Things don’t get much better after that either. An order is given to kill all boys under two. She births a son right into a world that wants to swallow up her son. It is similar to the other birthing stories we know in the bible. Moses who escapes death multiple times after Egypt demands all Hebrew baby boys killed. And the women in Revelation who birth right in the face of a dragon who plans to eat her son. Birth is not beautiful in the bible. It does not feel like Advent pregnant hope, but rather pregnancies filled with fear and the slim hopes for the chance of survival for their children.
So, knowing all that is to come, I delight in today’s reading. I give thanks that those friendships and spaces find their ways into Mary’s life despite all the barriers. I give thanks that it was powerful enough that amidst all the other stuff left out about women in the Gospels, this makes it in. It is certainly a story that models discipleship for me. That calls in us to be human, to rest, to sing, to hope, to speak justice, to find intimacy, and to leap for joy in the face of all that is happening and all that is to come.
The other thing that strikes me in Luke and Hebrews is the reality of bodies. So often in our faith we separate mind and bodies. We intellectualize the readings and our spiritualties. But here, God is choosing to be incarnate in a body. “You have prepared a body for me.” We feel Jesus and John jumping in the womb. Pregnancy and birth are real physical, bodily things. It isn’t pretty or neat. It is painful and bloody and earthly. In fact, I’ve never felt so much like an animal than when I was giving birth. It wasn’t my mind or my heart that birthed that child, it was the instincts in my body.
I remember a friend saying to me, “It wasn’t until I gave birth and I was breast feeding, that I really understood, “This is my body, broken, and given for you.”
I remember so clearly the moments before I started pushing Isaac out, when he is coming down between my hips, and it literally feels like my body is being split in two. And in a lot of ways it is. My hips come apart. And something that is flesh of my flesh is given into this world.
As we take communion today, my mind and heart will be preparing to break again. As we count down the days til he arrives, I offer my body again as gift- giving life to another human being.
Indeed, “this is my body, broken and given for you.”

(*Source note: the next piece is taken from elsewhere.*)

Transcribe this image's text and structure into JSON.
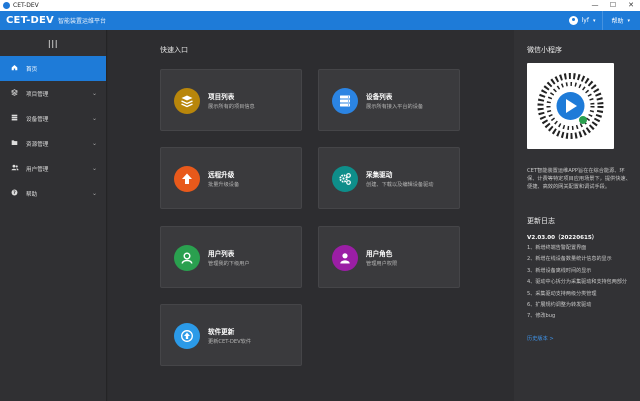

I invite you to close your eyes
To be still.
We give thanks for the stories
That encourage our hearts
May we too be like Mary and Elizabeth
Who in the midst of darkness
Delight in their friendship
Feel the movements in their bodies
Speak of a radical hope for the future
May we carve out those spaces
Of sacred, intimacy
Despite the powers that be
Trying to swallow them up
Oh God, you call us into our bodies
Honoring the earthly, ordinary, and miraculous beings that we are
To feel their heaviness on the ground
And to let the earth carry us
We pray that our lives embody the Gospels
Giving them to the work of creation, love, and resistance.
For all of this and so much more on our hearts,
We lift it to you
Who holds us like a mother’s womb,
who became embodied in Mary’s womb,
and was birthed from the womb into this world.